The other eight tracks on Love and Destruction are covers which include a blend of rock and alternative songs like Radiohead’s “Everything in its Right Place” and The Rolling Stones’ “Miss You,” to classics like The Supremes’ “Stop! In the Name of Love,” in hopes of appealing to a younger crowd.
“It’s an old jazz tradition to take hit songs and make them completely your own,” Wolff said. “Miles Davis used to do it with hit songs of the day on Broadway. I decided I would try it with modern songs and add my own ‘jazzy thing’ to them.”

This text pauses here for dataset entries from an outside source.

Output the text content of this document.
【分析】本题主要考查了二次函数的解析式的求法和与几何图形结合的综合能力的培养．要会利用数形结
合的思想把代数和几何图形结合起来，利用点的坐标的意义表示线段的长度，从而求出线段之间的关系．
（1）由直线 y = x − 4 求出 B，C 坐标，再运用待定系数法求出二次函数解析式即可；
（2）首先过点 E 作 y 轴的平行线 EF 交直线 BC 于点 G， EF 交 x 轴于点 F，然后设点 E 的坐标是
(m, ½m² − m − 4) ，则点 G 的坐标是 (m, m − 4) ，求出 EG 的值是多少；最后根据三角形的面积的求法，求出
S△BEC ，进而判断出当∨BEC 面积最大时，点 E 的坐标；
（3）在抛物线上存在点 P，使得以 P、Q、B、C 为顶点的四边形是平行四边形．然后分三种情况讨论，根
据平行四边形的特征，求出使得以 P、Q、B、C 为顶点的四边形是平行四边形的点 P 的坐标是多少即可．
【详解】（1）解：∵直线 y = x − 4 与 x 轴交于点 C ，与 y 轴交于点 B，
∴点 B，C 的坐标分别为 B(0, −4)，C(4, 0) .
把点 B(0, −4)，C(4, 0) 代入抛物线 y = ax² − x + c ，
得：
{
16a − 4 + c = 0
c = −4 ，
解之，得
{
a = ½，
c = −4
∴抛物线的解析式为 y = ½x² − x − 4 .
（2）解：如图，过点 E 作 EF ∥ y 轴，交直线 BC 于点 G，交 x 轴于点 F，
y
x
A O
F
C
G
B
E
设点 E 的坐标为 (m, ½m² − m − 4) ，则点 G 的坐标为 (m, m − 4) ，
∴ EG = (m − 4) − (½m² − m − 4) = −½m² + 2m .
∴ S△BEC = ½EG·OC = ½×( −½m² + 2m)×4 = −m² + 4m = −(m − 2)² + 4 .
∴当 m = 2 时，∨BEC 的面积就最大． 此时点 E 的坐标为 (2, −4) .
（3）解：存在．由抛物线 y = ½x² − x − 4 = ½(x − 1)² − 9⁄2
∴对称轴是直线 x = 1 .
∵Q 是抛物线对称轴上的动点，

Wolff said Love and Destruction is an album of duality: of positives and negatives, hope and despair. Always undertaking new sounds and innovations for his music, Wolff said he looks to the distinguished jazz musician Miles Davis for motivation.
“He never did anything just one way,” Wolff said. “He was constantly changing his sound and trying out different things. He was a perfect paradigm of a great musician.”
Besides his music career, Wolff is going back to acting. He has recently been filming Nickelodeon’s “The Naked Brothers Band” TV series and movie, which he also produces. But Wolff is proud to say the project is a family affair. His wife, actress Polly Draper (“Thirty Something”), wrote the script, while his two sons, Nat, 12, and Alex, 9, are the stars. “The Naked Brothers Band” is a fake documentary of the kids’ rock ’n’ roll band, and each episode is based on a song. The movie premieres on Nickelodeon on Saturday, Jan. 27 at 8 p.m. and the television series begins Saturday, Feb. 3 at 8:30 p.m.
“We all have to work really hard, but luckily we get to be around each other all the time,” Wolff said. “It’s like acting camp. We’ll eat dinner together as a family, then we’ll all read scripts together.”
Wolff, accompanied by his band Impure Thoughts, will perform hits from Love and Destruction in Wilson Hall Auditorium Friday at 7:30 p.m. The band members include John B. Williams on bass, Victor Jones on drums and Badal Roy on tabla drums.
According to Wolff, the band draws on the audience’s vibe when performing live. “We never have anything planned when we perform a concert,” he said. “Playing live is dangerous in a way, but exciting. We improvise a lot, and it’s very organic. We don’t present a choreographed, show-biz act.”